O primeiro e verdadeiro encontro é o dos olhares. É sempre assim, por mais que se queira pensar diferente,  é o olhar que faz o encontro. Pode ser directo, pode ser de esguelha, pode ser furtivo, pode ser demorado, pode ser esquecível, pode ser inesquecível, mas mesmo duas almas gémeas nunca se encontram verdadeiramente fora do olhar que lhes dá guarida. Mas Simonetta e Giorgetto nem sequer eram almas gémeas, aliás isso não existe, que parvoíce. Unia-os uma cara sardenta, um sonho difuso de Giorgetto e, pronto agora vou ter de revelar, é estúpido mas vou ter de revelar, Simonetta já tinha visto uma vez Giorgetto, numa revista, onde Giorgetto se emprestava a anunciar uma marca de gravatas com cornucópias. Simonetta tinha retido aquele pormenor, ficou até a pensar na altura que quando oferecesse uma gravata a um homem, sim ela haveria de ter um homem a quem agradar, seria igual à que Giorgetto trazia na fotografia, uma gravata com cornucópias. Amarela, sim era amarela. Ela haveria de encontrar um homem que encaixasse bem numa gravata amarela com cornucópias; as sardas por acaso até nem foram elemento que lhe ferisse a atenção, reparo eu agora, não sem algum espanto, porque não estou a ver Simonetta a negligenciar uma cara sardenta, só que não era uma cara concorrente, talvez fosse por isso, se é que interessa a razão para uma negligência.
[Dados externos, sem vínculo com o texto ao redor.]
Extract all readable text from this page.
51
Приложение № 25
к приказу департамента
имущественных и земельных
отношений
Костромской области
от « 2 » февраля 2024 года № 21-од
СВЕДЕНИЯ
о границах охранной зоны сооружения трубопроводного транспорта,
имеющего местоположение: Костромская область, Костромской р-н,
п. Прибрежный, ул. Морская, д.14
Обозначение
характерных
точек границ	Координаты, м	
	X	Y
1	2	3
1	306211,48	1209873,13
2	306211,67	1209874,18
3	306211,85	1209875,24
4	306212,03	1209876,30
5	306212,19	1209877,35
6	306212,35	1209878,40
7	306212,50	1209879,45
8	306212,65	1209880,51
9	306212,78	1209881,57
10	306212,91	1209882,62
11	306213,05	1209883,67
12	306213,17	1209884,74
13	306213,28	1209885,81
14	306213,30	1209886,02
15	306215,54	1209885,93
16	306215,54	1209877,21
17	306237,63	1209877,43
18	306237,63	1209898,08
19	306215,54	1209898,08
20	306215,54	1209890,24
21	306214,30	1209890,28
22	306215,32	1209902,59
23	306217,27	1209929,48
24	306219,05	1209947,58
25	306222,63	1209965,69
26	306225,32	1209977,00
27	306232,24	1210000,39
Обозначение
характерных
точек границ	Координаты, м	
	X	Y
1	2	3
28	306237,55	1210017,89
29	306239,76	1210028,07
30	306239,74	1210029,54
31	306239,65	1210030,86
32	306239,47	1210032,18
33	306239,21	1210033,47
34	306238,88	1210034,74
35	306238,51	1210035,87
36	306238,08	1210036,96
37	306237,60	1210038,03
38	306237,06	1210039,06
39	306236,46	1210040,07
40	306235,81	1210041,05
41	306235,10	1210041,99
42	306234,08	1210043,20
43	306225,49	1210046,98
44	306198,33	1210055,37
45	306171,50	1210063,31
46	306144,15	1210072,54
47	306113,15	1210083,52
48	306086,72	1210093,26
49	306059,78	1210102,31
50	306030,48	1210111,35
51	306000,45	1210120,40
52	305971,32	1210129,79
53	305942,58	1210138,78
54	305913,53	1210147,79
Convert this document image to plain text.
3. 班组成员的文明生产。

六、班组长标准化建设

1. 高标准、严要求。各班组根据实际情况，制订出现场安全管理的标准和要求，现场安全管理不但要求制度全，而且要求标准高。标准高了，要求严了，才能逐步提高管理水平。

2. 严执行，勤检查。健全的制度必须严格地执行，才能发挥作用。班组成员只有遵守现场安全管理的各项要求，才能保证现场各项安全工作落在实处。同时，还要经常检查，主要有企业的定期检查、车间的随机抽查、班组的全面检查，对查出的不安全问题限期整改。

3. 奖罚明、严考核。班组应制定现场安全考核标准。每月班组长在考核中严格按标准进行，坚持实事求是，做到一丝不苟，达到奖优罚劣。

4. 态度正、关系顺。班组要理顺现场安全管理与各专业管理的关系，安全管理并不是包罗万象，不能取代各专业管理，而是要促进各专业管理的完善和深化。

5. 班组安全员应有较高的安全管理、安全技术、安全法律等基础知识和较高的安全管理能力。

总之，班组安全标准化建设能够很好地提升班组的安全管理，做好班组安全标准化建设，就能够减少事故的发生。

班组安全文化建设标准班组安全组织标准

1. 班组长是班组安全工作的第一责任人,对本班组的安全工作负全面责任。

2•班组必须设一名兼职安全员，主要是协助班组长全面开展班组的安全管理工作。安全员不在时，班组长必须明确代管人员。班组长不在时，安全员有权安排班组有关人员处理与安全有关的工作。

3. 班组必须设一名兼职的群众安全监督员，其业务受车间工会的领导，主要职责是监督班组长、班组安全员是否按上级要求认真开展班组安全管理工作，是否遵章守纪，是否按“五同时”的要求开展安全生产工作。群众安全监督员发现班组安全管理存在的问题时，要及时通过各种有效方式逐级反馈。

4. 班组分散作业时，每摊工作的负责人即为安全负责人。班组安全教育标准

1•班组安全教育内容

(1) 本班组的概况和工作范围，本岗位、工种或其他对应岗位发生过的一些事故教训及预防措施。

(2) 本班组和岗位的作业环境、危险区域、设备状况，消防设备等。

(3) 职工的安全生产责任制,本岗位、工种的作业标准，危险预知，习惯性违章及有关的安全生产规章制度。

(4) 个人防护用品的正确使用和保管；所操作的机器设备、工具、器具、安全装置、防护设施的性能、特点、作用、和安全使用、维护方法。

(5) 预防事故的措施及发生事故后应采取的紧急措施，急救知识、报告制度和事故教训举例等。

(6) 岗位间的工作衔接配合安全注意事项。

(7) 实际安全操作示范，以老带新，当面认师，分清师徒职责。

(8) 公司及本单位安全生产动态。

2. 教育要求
Mas Giorgetto não trazia naquele dia a pose da revista, talvez qualquer coisa dispersa no olhar, mas pouco mais. Levava com ele a memória dalguns sonhos, uns óculos escuros para descargo de consciência, mas trazia-os no bolso, como de costume, e quase nunca os usava, e mostrava vontade de se sentar em cima duns penhascos a olhar para o mar. O típico dum homem mal amado e que, como que para desforra ou castigo, também não sabe amar. Naquele dia Simonetta, a correr atrás do óbvio, e fugindo doutro óbvio qualquer, também largou o livro e quis ir ver o mar para acima dum penhasco. Dois sardentos num entardecer nublado na Sardenha a verem o mar do cimo dum penhasco, pouco mais que o óbvio.


O tal olhar, de que estamos à espera, haveria de aparecer mais tarde ou mais cedo. Vai ser mais cedo, vai ser agora. Aquela luz esquisita, que os fotógrafos tanto gostam, decorou as apresentações, e as memórias dum sonho e duma revista de gravatas fizeram o resto. Mas o quê! Não se beijam! Estão hipnotizados com as sardas que têm em comum. Será isto possível! Giorgetto, então, são apenas umas sardas! Agarra-te a ela, não a deixes adormecer o olhar. Pois, assim. Estava a ver que não. Só faltava teres feito o frete de tirar fotografias com gravatas amarelas de cornucópias e agora não conseguires abraçar a Simonetta. Beija-lhe só as sardas, já sonhadas, como se fossem as tuas feridas. Vá, pronto, agora já podes lavar a tua cara e tirar a tua capa de sardas pintadas. E tu Simonetta, já sabes, podes fazer um homem feliz sem precisares de lhe comprar uma gravata com cornucópias, tens é de saber olhar bem para ele, e ele precisa de se saber olhado, claro, mas um olhar só vale mesmo a pena se estiver um bocadinho molhado. Por isso choraram um bocadinho os dois, pois claro, era óbvio num entardecer nublado na Sardenha, em cima dum penhasco e a olhar para o mar. Até porque não existem almas gémeas, isso é o nome que se dá a almas que um dia se souberam olhar.